Regular Expressions: The pitch


  • Regexs are powerful tools for searching and transforming text.
  • A search pattern, using a defined syntax, allows non-specific but directed matching.

Shell wildcards - a type of regex


  • Use of wildcards in the Unix shell for file selection is a simple form of regular expressions.
  • * matches zero or more characters
  • ? matches exactly one character
  • [ ] matches a character from a list or range of contained options
  • [! ] matches a character NOT in a list or range of contained options
  • { } expands to produce forms of all listed contained options

Pattern matching with grep -E, part 1


  • grep in Extended Regex mode (or egrep) allows complex pattern matching in files/streams.
  • | acts as an OR between options
  • ( ) allows grouping, e.g. for OR modifier, with quantifiers, etc..
  • [ ] matches a character from a list or range of contained options
  • [^ ] matches a character NOT in a list or range of contained options
  • ^ at the start of a regex means match at start of line
  • $ at the end of a regex means match at end of line
  • . is the match-all (any single character) wildcard
  • ? quantifies previous character or group as occurring zero or one time
  • * quantifies previous character or group as occurring zero or more times
  • + quantifies previous character or group as occurring one or more times
  • {n,m} quantifies previous character or group as occurring between n and m times
  • Quantifiers are greedy- will always match longest possible fit.

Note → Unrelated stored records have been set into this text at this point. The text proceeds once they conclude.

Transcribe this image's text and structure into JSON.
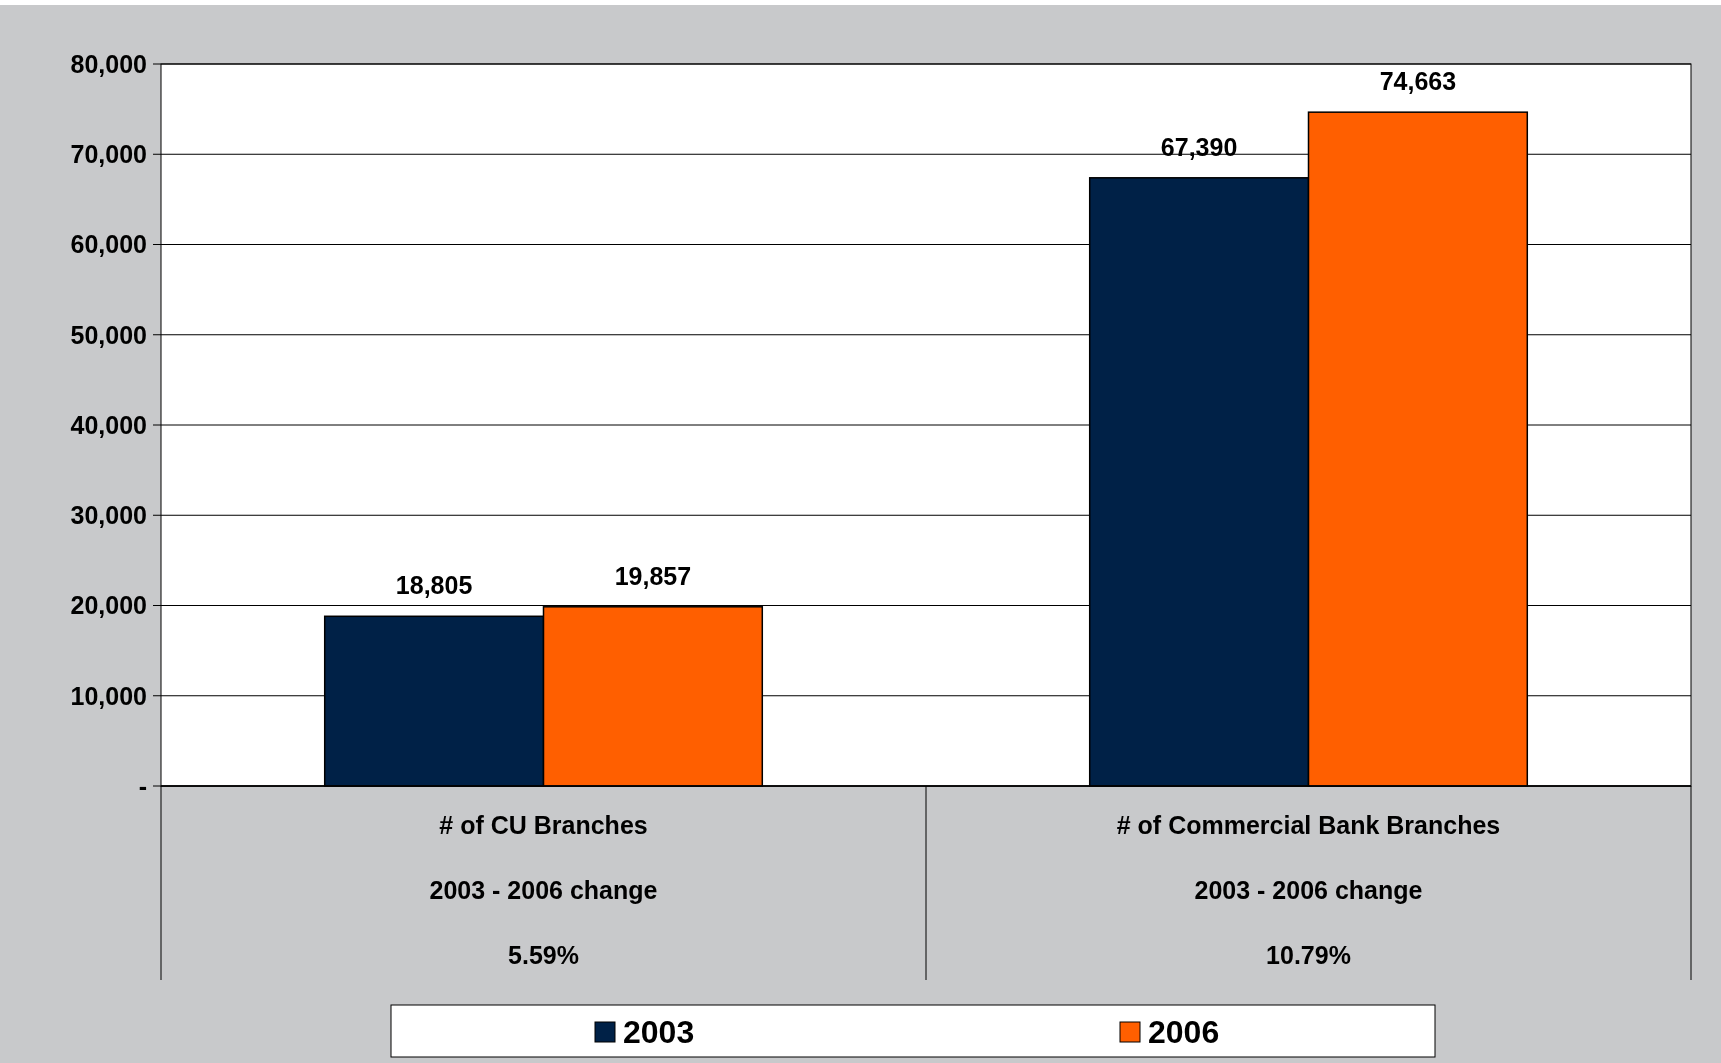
{
  "chart_data": {
    "type": "bar",
    "categories": [
      "# of CU Branches\n2003 - 2006 change\n5.59%",
      "# of Commercial Bank Branches\n2003 - 2006 change\n10.79%"
    ],
    "series": [
      {
        "name": "2003",
        "color": "#002147",
        "values": [
          18805,
          67390
        ]
      },
      {
        "name": "2006",
        "color": "#ff5f00",
        "values": [
          19857,
          74663
        ]
      }
    ],
    "ylim": [
      0,
      80000
    ],
    "yticks": [
      {
        "value": 0,
        "label": "-"
      },
      {
        "value": 10000,
        "label": "10,000"
      },
      {
        "value": 20000,
        "label": "20,000"
      },
      {
        "value": 30000,
        "label": "30,000"
      },
      {
        "value": 40000,
        "label": "40,000"
      },
      {
        "value": 50000,
        "label": "50,000"
      },
      {
        "value": 60000,
        "label": "60,000"
      },
      {
        "value": 70000,
        "label": "70,000"
      },
      {
        "value": 80000,
        "label": "80,000"
      }
    ],
    "value_labels": [
      [
        "18,805",
        "67,390"
      ],
      [
        "19,857",
        "74,663"
      ]
    ],
    "grid": "y",
    "legend": "bottom"
  }
}
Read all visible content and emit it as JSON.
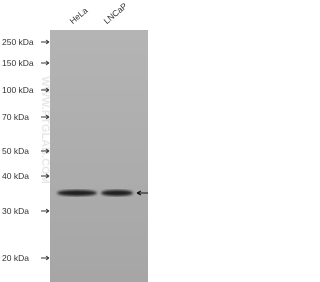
{
  "lanes": [
    "HeLa",
    "LNCaP"
  ],
  "markers": [
    "250 kDa",
    "150 kDa",
    "100 kDa",
    "70 kDa",
    "50 kDa",
    "40 kDa",
    "30 kDa",
    "20 kDa"
  ],
  "watermark": "WWW.PTGLAB.COM"
}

Pattern matching with grep -E, part 2


  • grep in Extended Regex mode has a number of predefined character classes:
  • [:alpha:] [:alnum:] [:digit:] [:upper:] [:lower:] [:punct:] [:space:]
  • and escape-character enabled shorthand character classes and anchors:
  • \w : Word character [a-zA-Z0-9] OR a _ (underscore)
  • \W : [^\w] Inverse of \w, any non-word character
  • \s : Spaces, tabs, in some contexts new-lines
  • \S : [^\s] Inverse of \s, any non-space character
  • \b : Boundary between adjacent word and space, 0-length anchor
  • \B : [^\b] In the middle of a word or multiple spaces, 0-length anchor
  • \< : Boundary at start of word between word and space, 0-length anchor
  • \> : Boundary at end of word between word and space, 0-length anchor
  • You can refer back to an exact copy of a matched (group) using \1, \2, etc..

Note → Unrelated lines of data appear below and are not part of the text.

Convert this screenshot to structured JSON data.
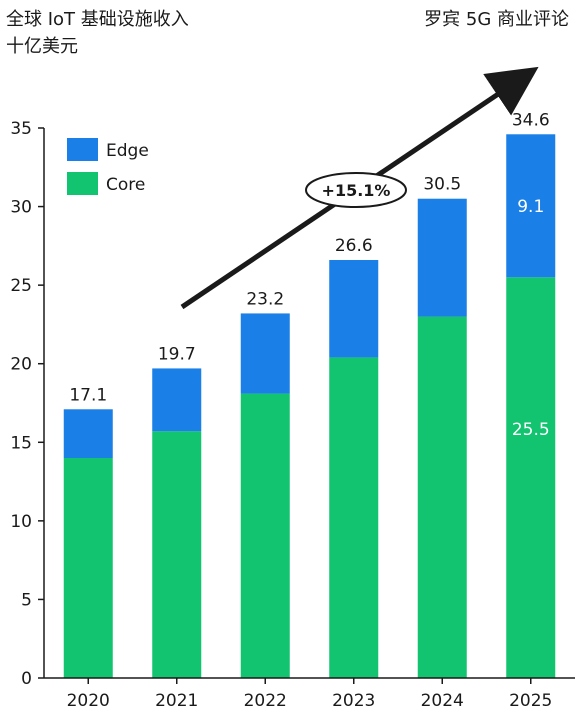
{
  "header": {
    "title_line1": "全球 IoT 基础设施收入",
    "title_line2": "十亿美元",
    "source": "罗宾 5G 商业评论"
  },
  "colors": {
    "edge": "#1a7fe6",
    "core": "#12c46f",
    "text": "#1a1a1a",
    "axis": "#1a1a1a"
  },
  "chart_data": {
    "type": "bar",
    "stacked": true,
    "categories": [
      "2020",
      "2021",
      "2022",
      "2023",
      "2024",
      "2025"
    ],
    "series": [
      {
        "name": "Core",
        "values": [
          14.0,
          15.7,
          18.1,
          20.4,
          23.0,
          25.5
        ]
      },
      {
        "name": "Edge",
        "values": [
          3.1,
          4.0,
          5.1,
          6.2,
          7.5,
          9.1
        ]
      }
    ],
    "totals": [
      "17.1",
      "19.7",
      "23.2",
      "26.6",
      "30.5",
      "34.6"
    ],
    "inner_labels": {
      "edge": "9.1",
      "core": "25.5"
    },
    "ylim": [
      0,
      35
    ],
    "yticks": [
      "0",
      "5",
      "10",
      "15",
      "20",
      "25",
      "30",
      "35"
    ],
    "legend": {
      "placement": "top-left",
      "entries": [
        "Edge",
        "Core"
      ]
    },
    "annotation": "+15.1%",
    "grid": false
  }
}
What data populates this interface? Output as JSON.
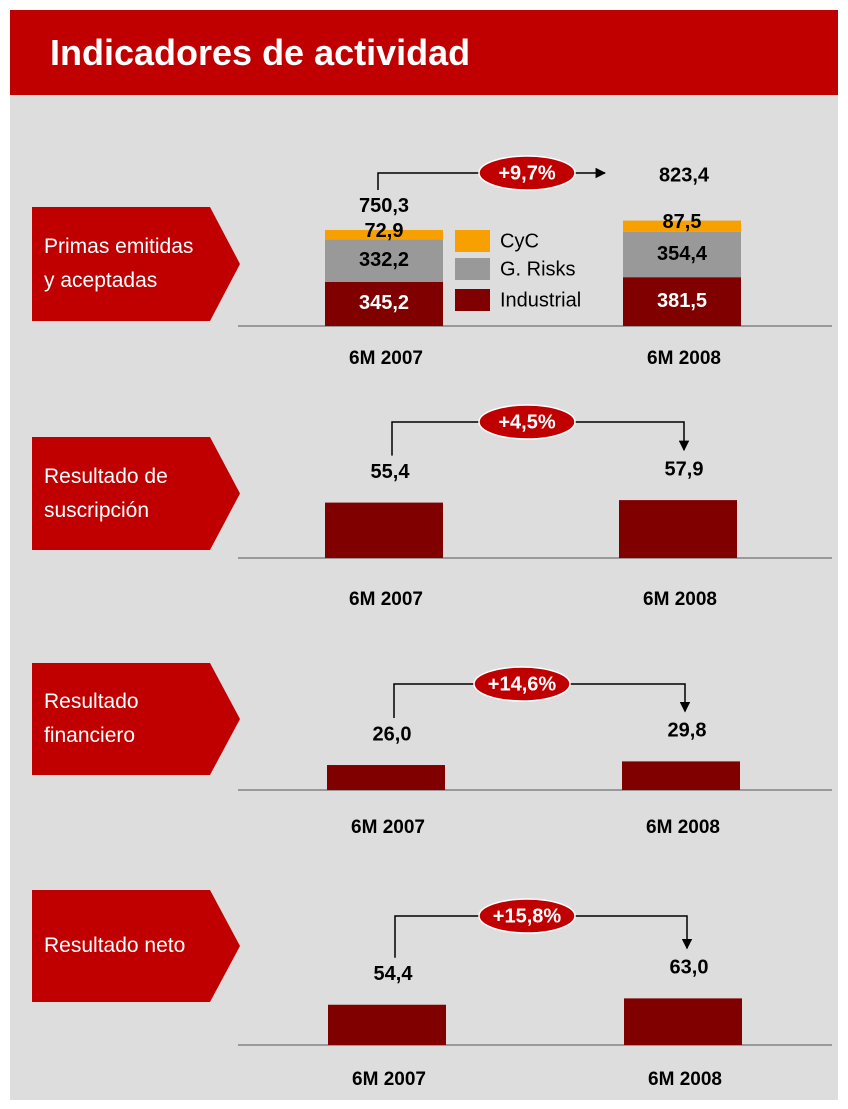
{
  "title": "Indicadores de actividad",
  "chart_data": [
    {
      "type": "stacked_bar",
      "title": "Primas emitidas y aceptadas",
      "categories": [
        "6M 2007",
        "6M 2008"
      ],
      "series": [
        {
          "name": "Industrial",
          "color": "#800000",
          "values": [
            345.2,
            381.5
          ],
          "value_labels": [
            "345,2",
            "381,5"
          ]
        },
        {
          "name": "G. Risks",
          "color": "#999999",
          "values": [
            332.2,
            354.4
          ],
          "value_labels": [
            "332,2",
            "354,4"
          ]
        },
        {
          "name": "CyC",
          "color": "#f7a000",
          "values": [
            72.9,
            87.5
          ],
          "value_labels": [
            "72,9",
            "87,5"
          ]
        }
      ],
      "totals": [
        750.3,
        823.4
      ],
      "total_labels": [
        "750,3",
        "823,4"
      ],
      "annotation": "+9,7%"
    },
    {
      "type": "bar",
      "title": "Resultado de suscripción",
      "categories": [
        "6M 2007",
        "6M 2008"
      ],
      "values": [
        55.4,
        57.9
      ],
      "value_labels": [
        "55,4",
        "57,9"
      ],
      "color": "#800000",
      "annotation": "+4,5%"
    },
    {
      "type": "bar",
      "title": "Resultado financiero",
      "categories": [
        "6M 2007",
        "6M 2008"
      ],
      "values": [
        26.0,
        29.8
      ],
      "value_labels": [
        "26,0",
        "29,8"
      ],
      "color": "#800000",
      "annotation": "+14,6%"
    },
    {
      "type": "bar",
      "title": "Resultado neto",
      "categories": [
        "6M 2007",
        "6M 2008"
      ],
      "values": [
        54.4,
        63.0
      ],
      "value_labels": [
        "54,4",
        "63,0"
      ],
      "color": "#800000",
      "annotation": "+15,8%"
    }
  ]
}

Find... and replace! With sed.


  • sed -E 's/pattern/replacement/'
  • 's/pattern/replacement/g' - enables Greedy, replace-all mode.
  • Use grouping () in pattern and back-reference \1 in replacement…
  • … to rearrange or recontextualise parts of the matched input.
  • Tips for writing complex substitutions:
  • 1- Start with a complete real example pasted as your pattern.
  • 2- Escape ‘\’ any forward slashes, literal brackets, etc., as necessary.
  • 3- Circle the parts to retain, with round brackets.
  • 4- Write your replacement rules, using back-references.
  • 5- Substitution should now work for your specific real example.
  • 6- Abstract pattern with wildcards, etc., to make ambiguous enough for all required cases.

Regexs within text editors


  • Regular expression capabilities are incorporated in most modern text editors for find and replace.

Python regular expressions


  • Regular expressions through Python:
  • import re
  • match = re.search(r'pattern', 'string')
  • OR
  • list = re.split(r'pattern', 'string')
  • OR
  • re.sub( r'pattern', r'replacement', 'string' )
  • Reference: https://docs.python.org/3/library/re.html

R regular expressions


  • Regular expressions through R:
  • str_detect( string.vector, 'pattern' )
  • str_replace( string.vector, 'pattern', 'replacement )
  • str_replace_all( string.vector, 'pattern', 'replacement ) for ‘greedy’ match & replace.
  • Need to double escape \\ any back slashes in patterns.